The employee and employer CPP contribution rate has increased to 5.95% in 2024, up from 4.95% in 2010. For self-employed individuals, the maximum contribution rate will double to 11.9%. So, in 2024, the maximum CPP contribution by an employed individual is $3,867.50 (5% of $68,500).
It’s evident that individuals should earn above (or equal to) the maximum pensionable earnings threshold to be eligible for the maximum CPP payment. However, even if you earn the maximum CPP amount, it may not be enough to lead a comfortable life in retirement.
Supplement your CPP payout with dividend stocks
One low-cost way to supplement the CPP is to hold a basket of blue-chip dividend-growth stocks that thrive across business cycles. Ideally, a dividend-paying company should be positioned to increase its earnings and cash flow every year, which should translate to consistent dividend hikes and capital gains.
One such TSX dividend stock is Royal Bank of Canada (TSX:RY). In the last 20 years, RBC stock has returned 990% to shareholders after adjusting for dividends. Despite its market-thumping gains, RBC stock offers you a tasty dividend yield of 3.8%, given its annual dividend of $5.68 per share.

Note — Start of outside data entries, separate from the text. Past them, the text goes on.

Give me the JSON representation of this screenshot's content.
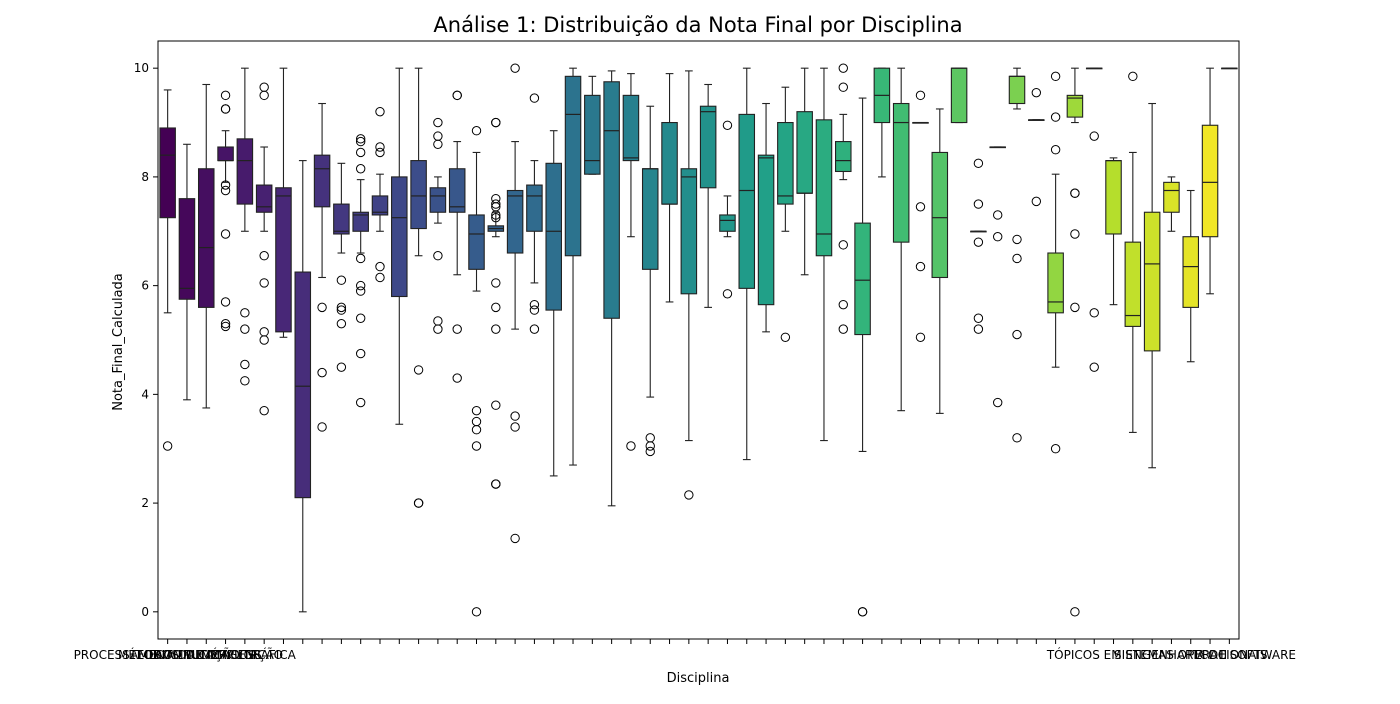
{
  "chart_data": {
    "type": "box",
    "title": "Análise 1: Distribuição da Nota Final por Disciplina",
    "xlabel": "Disciplina",
    "ylabel": "Nota_Final_Calculada",
    "ylim": [
      -0.5,
      10.5
    ],
    "yticks": [
      0,
      2,
      4,
      6,
      8,
      10
    ],
    "grid": false,
    "legend": "none",
    "palette": "viridis",
    "categories": [
      "PROCESSAMENTO DE IMAGENS",
      "MÉTODOS NUMÉRICOS",
      "TEORIA DA COMPUTAÇÃO",
      "COMPUTAÇÃO GRÁFICA",
      "",
      "",
      "",
      "",
      "",
      "",
      "",
      "",
      "",
      "",
      "",
      "",
      "",
      "",
      "",
      "",
      "",
      "",
      "",
      "",
      "",
      "",
      "",
      "",
      "",
      "",
      "",
      "",
      "",
      "",
      "",
      "",
      "",
      "",
      "",
      "",
      "",
      "",
      "",
      "",
      "",
      "",
      "",
      "",
      "",
      "",
      "",
      "",
      "TÓPICOS EM ENGENHARIA DE SOFTWARE",
      "SISTEMAS OPERACIONAIS",
      "TCC II"
    ],
    "boxes": [
      {
        "whislo": 5.5,
        "q1": 7.25,
        "med": 8.4,
        "q3": 8.9,
        "whishi": 9.6,
        "fliers": [
          3.05
        ]
      },
      {
        "whislo": 3.9,
        "q1": 5.75,
        "med": 5.95,
        "q3": 7.6,
        "whishi": 8.6,
        "fliers": []
      },
      {
        "whislo": 3.75,
        "q1": 5.6,
        "med": 6.7,
        "q3": 8.15,
        "whishi": 9.7,
        "fliers": []
      },
      {
        "whislo": 7.9,
        "q1": 8.3,
        "med": 8.3,
        "q3": 8.55,
        "whishi": 8.85,
        "fliers": [
          9.5,
          9.25,
          9.25,
          7.85,
          7.75,
          6.95,
          5.7,
          5.3,
          5.25
        ]
      },
      {
        "whislo": 7.0,
        "q1": 7.5,
        "med": 8.3,
        "q3": 8.7,
        "whishi": 10.0,
        "fliers": [
          5.5,
          5.2,
          4.55,
          4.25
        ]
      },
      {
        "whislo": 7.0,
        "q1": 7.35,
        "med": 7.45,
        "q3": 7.85,
        "whishi": 8.55,
        "fliers": [
          9.65,
          9.5,
          6.55,
          6.05,
          5.15,
          5.0,
          3.7
        ]
      },
      {
        "whislo": 5.05,
        "q1": 5.15,
        "med": 7.65,
        "q3": 7.8,
        "whishi": 10.0,
        "fliers": []
      },
      {
        "whislo": 0.0,
        "q1": 2.1,
        "med": 4.15,
        "q3": 6.25,
        "whishi": 8.3,
        "fliers": []
      },
      {
        "whislo": 6.15,
        "q1": 7.45,
        "med": 8.15,
        "q3": 8.4,
        "whishi": 9.35,
        "fliers": [
          5.6,
          4.4,
          3.4
        ]
      },
      {
        "whislo": 6.6,
        "q1": 6.95,
        "med": 7.0,
        "q3": 7.5,
        "whishi": 8.25,
        "fliers": [
          6.1,
          5.6,
          5.55,
          5.3,
          4.5
        ]
      },
      {
        "whislo": 6.6,
        "q1": 7.0,
        "med": 7.3,
        "q3": 7.35,
        "whishi": 7.95,
        "fliers": [
          8.7,
          8.65,
          8.45,
          8.15,
          6.5,
          6.0,
          5.9,
          5.4,
          4.75,
          3.85
        ]
      },
      {
        "whislo": 7.0,
        "q1": 7.3,
        "med": 7.35,
        "q3": 7.65,
        "whishi": 8.05,
        "fliers": [
          9.2,
          8.55,
          8.45,
          6.35,
          6.15
        ]
      },
      {
        "whislo": 3.45,
        "q1": 5.8,
        "med": 7.25,
        "q3": 8.0,
        "whishi": 10.0,
        "fliers": []
      },
      {
        "whislo": 6.55,
        "q1": 7.05,
        "med": 7.65,
        "q3": 8.3,
        "whishi": 10.0,
        "fliers": [
          4.45,
          2.0,
          2.0
        ]
      },
      {
        "whislo": 7.15,
        "q1": 7.35,
        "med": 7.65,
        "q3": 7.8,
        "whishi": 8.0,
        "fliers": [
          9.0,
          8.75,
          8.6,
          6.55,
          5.35,
          5.2
        ]
      },
      {
        "whislo": 6.2,
        "q1": 7.35,
        "med": 7.45,
        "q3": 8.15,
        "whishi": 8.65,
        "fliers": [
          9.5,
          9.5,
          5.2,
          4.3
        ]
      },
      {
        "whislo": 5.9,
        "q1": 6.3,
        "med": 6.95,
        "q3": 7.3,
        "whishi": 8.45,
        "fliers": [
          8.85,
          3.7,
          3.5,
          3.35,
          3.05,
          0.0
        ]
      },
      {
        "whislo": 6.9,
        "q1": 7.0,
        "med": 7.05,
        "q3": 7.1,
        "whishi": 7.35,
        "fliers": [
          9.0,
          9.0,
          7.6,
          7.5,
          7.45,
          7.3,
          7.25,
          6.05,
          5.6,
          5.2,
          3.8,
          2.35,
          2.35
        ]
      },
      {
        "whislo": 5.2,
        "q1": 6.6,
        "med": 7.65,
        "q3": 7.75,
        "whishi": 8.65,
        "fliers": [
          10.0,
          3.6,
          3.4,
          1.35
        ]
      },
      {
        "whislo": 6.05,
        "q1": 7.0,
        "med": 7.65,
        "q3": 7.85,
        "whishi": 8.3,
        "fliers": [
          9.45,
          5.65,
          5.55,
          5.2
        ]
      },
      {
        "whislo": 2.5,
        "q1": 5.55,
        "med": 7.0,
        "q3": 8.25,
        "whishi": 8.85,
        "fliers": []
      },
      {
        "whislo": 2.7,
        "q1": 6.55,
        "med": 9.15,
        "q3": 9.85,
        "whishi": 10.0,
        "fliers": []
      },
      {
        "whislo": 8.05,
        "q1": 8.05,
        "med": 8.3,
        "q3": 9.5,
        "whishi": 9.85,
        "fliers": []
      },
      {
        "whislo": 1.95,
        "q1": 5.4,
        "med": 8.85,
        "q3": 9.75,
        "whishi": 9.95,
        "fliers": []
      },
      {
        "whislo": 6.9,
        "q1": 8.3,
        "med": 8.35,
        "q3": 9.5,
        "whishi": 9.9,
        "fliers": [
          3.05
        ]
      },
      {
        "whislo": 3.95,
        "q1": 6.3,
        "med": 8.15,
        "q3": 8.15,
        "whishi": 9.3,
        "fliers": [
          3.2,
          3.05,
          2.95
        ]
      },
      {
        "whislo": 5.7,
        "q1": 7.5,
        "med": 7.5,
        "q3": 9.0,
        "whishi": 9.9,
        "fliers": []
      },
      {
        "whislo": 3.15,
        "q1": 5.85,
        "med": 8.0,
        "q3": 8.15,
        "whishi": 9.95,
        "fliers": [
          2.15
        ]
      },
      {
        "whislo": 5.6,
        "q1": 7.8,
        "med": 9.2,
        "q3": 9.3,
        "whishi": 9.7,
        "fliers": []
      },
      {
        "whislo": 6.9,
        "q1": 7.0,
        "med": 7.2,
        "q3": 7.3,
        "whishi": 7.65,
        "fliers": [
          8.95,
          5.85
        ]
      },
      {
        "whislo": 2.8,
        "q1": 5.95,
        "med": 7.75,
        "q3": 9.15,
        "whishi": 10.0,
        "fliers": []
      },
      {
        "whislo": 5.15,
        "q1": 5.65,
        "med": 8.35,
        "q3": 8.4,
        "whishi": 9.35,
        "fliers": []
      },
      {
        "whislo": 7.0,
        "q1": 7.5,
        "med": 7.65,
        "q3": 9.0,
        "whishi": 9.65,
        "fliers": [
          5.05
        ]
      },
      {
        "whislo": 6.2,
        "q1": 7.7,
        "med": 7.7,
        "q3": 9.2,
        "whishi": 10.0,
        "fliers": []
      },
      {
        "whislo": 3.15,
        "q1": 6.55,
        "med": 6.95,
        "q3": 9.05,
        "whishi": 10.0,
        "fliers": []
      },
      {
        "whislo": 7.95,
        "q1": 8.1,
        "med": 8.3,
        "q3": 8.65,
        "whishi": 9.15,
        "fliers": [
          10.0,
          9.65,
          6.75,
          5.65,
          5.2
        ]
      },
      {
        "whislo": 2.95,
        "q1": 5.1,
        "med": 6.1,
        "q3": 7.15,
        "whishi": 9.45,
        "fliers": [
          0.0,
          0.0
        ]
      },
      {
        "whislo": 8.0,
        "q1": 9.0,
        "med": 9.5,
        "q3": 10.0,
        "whishi": 10.0,
        "fliers": []
      },
      {
        "whislo": 3.7,
        "q1": 6.8,
        "med": 9.0,
        "q3": 9.35,
        "whishi": 10.0,
        "fliers": []
      },
      {
        "whislo": 9.0,
        "q1": 9.0,
        "med": 9.0,
        "q3": 9.0,
        "whishi": 9.0,
        "fliers": [
          9.5,
          7.45,
          6.35,
          5.05
        ]
      },
      {
        "whislo": 3.65,
        "q1": 6.15,
        "med": 7.25,
        "q3": 8.45,
        "whishi": 9.25,
        "fliers": []
      },
      {
        "whislo": 9.0,
        "q1": 9.0,
        "med": 10.0,
        "q3": 10.0,
        "whishi": 10.0,
        "fliers": []
      },
      {
        "whislo": 7.0,
        "q1": 7.0,
        "med": 7.0,
        "q3": 7.0,
        "whishi": 7.0,
        "fliers": [
          8.25,
          7.5,
          6.8,
          5.4,
          5.2
        ]
      },
      {
        "whislo": 8.55,
        "q1": 8.55,
        "med": 8.55,
        "q3": 8.55,
        "whishi": 8.55,
        "fliers": [
          7.3,
          6.9,
          3.85
        ]
      },
      {
        "whislo": 9.25,
        "q1": 9.35,
        "med": 9.85,
        "q3": 9.85,
        "whishi": 10.0,
        "fliers": [
          6.85,
          6.5,
          5.1,
          3.2
        ]
      },
      {
        "whislo": 9.05,
        "q1": 9.05,
        "med": 9.05,
        "q3": 9.05,
        "whishi": 9.05,
        "fliers": [
          9.55,
          7.55
        ]
      },
      {
        "whislo": 4.5,
        "q1": 5.5,
        "med": 5.7,
        "q3": 6.6,
        "whishi": 8.05,
        "fliers": [
          9.85,
          9.1,
          8.5,
          3.0
        ]
      },
      {
        "whislo": 9.0,
        "q1": 9.1,
        "med": 9.45,
        "q3": 9.5,
        "whishi": 10.0,
        "fliers": [
          7.7,
          7.7,
          6.95,
          5.6,
          0.0
        ]
      },
      {
        "whislo": 10.0,
        "q1": 10.0,
        "med": 10.0,
        "q3": 10.0,
        "whishi": 10.0,
        "fliers": [
          8.75,
          5.5,
          4.5
        ]
      },
      {
        "whislo": 5.65,
        "q1": 6.95,
        "med": 8.3,
        "q3": 8.3,
        "whishi": 8.35,
        "fliers": []
      },
      {
        "whislo": 3.3,
        "q1": 5.25,
        "med": 5.45,
        "q3": 6.8,
        "whishi": 8.45,
        "fliers": [
          9.85
        ]
      },
      {
        "whislo": 2.65,
        "q1": 4.8,
        "med": 6.4,
        "q3": 7.35,
        "whishi": 9.35,
        "fliers": []
      },
      {
        "whislo": 7.0,
        "q1": 7.35,
        "med": 7.75,
        "q3": 7.9,
        "whishi": 8.0,
        "fliers": []
      },
      {
        "whislo": 4.6,
        "q1": 5.6,
        "med": 6.35,
        "q3": 6.9,
        "whishi": 7.75,
        "fliers": []
      },
      {
        "whislo": 5.85,
        "q1": 6.9,
        "med": 7.9,
        "q3": 8.95,
        "whishi": 10.0,
        "fliers": []
      },
      {
        "whislo": 10.0,
        "q1": 10.0,
        "med": 10.0,
        "q3": 10.0,
        "whishi": 10.0,
        "fliers": []
      }
    ]
  }
}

A payout ratio of less than 60% provides RBC with the flexibility to strengthen its balance sheet and increase dividends further. Since July 2004, the Royal Bank of Canada has raised dividends by 8.7% annually, which is exceptional for a cyclical bank stock.
Unlike its peers south of the border, RBC maintained its dividends even during the financial crash in 2008-09. As Canadian banks are comparatively more conservative, they are better equipped to handle economic downturns with relative ease.
Priced at 13 times forward earnings, RBC stock is quite cheap, given that interest rates should move lower in the next 12 months, improving the lending environment and profit margins for TSX banks.
RBC is just an example of a quality TSX dividend stock. You should identify other fundamentally strong companies and diversify your portfolio further.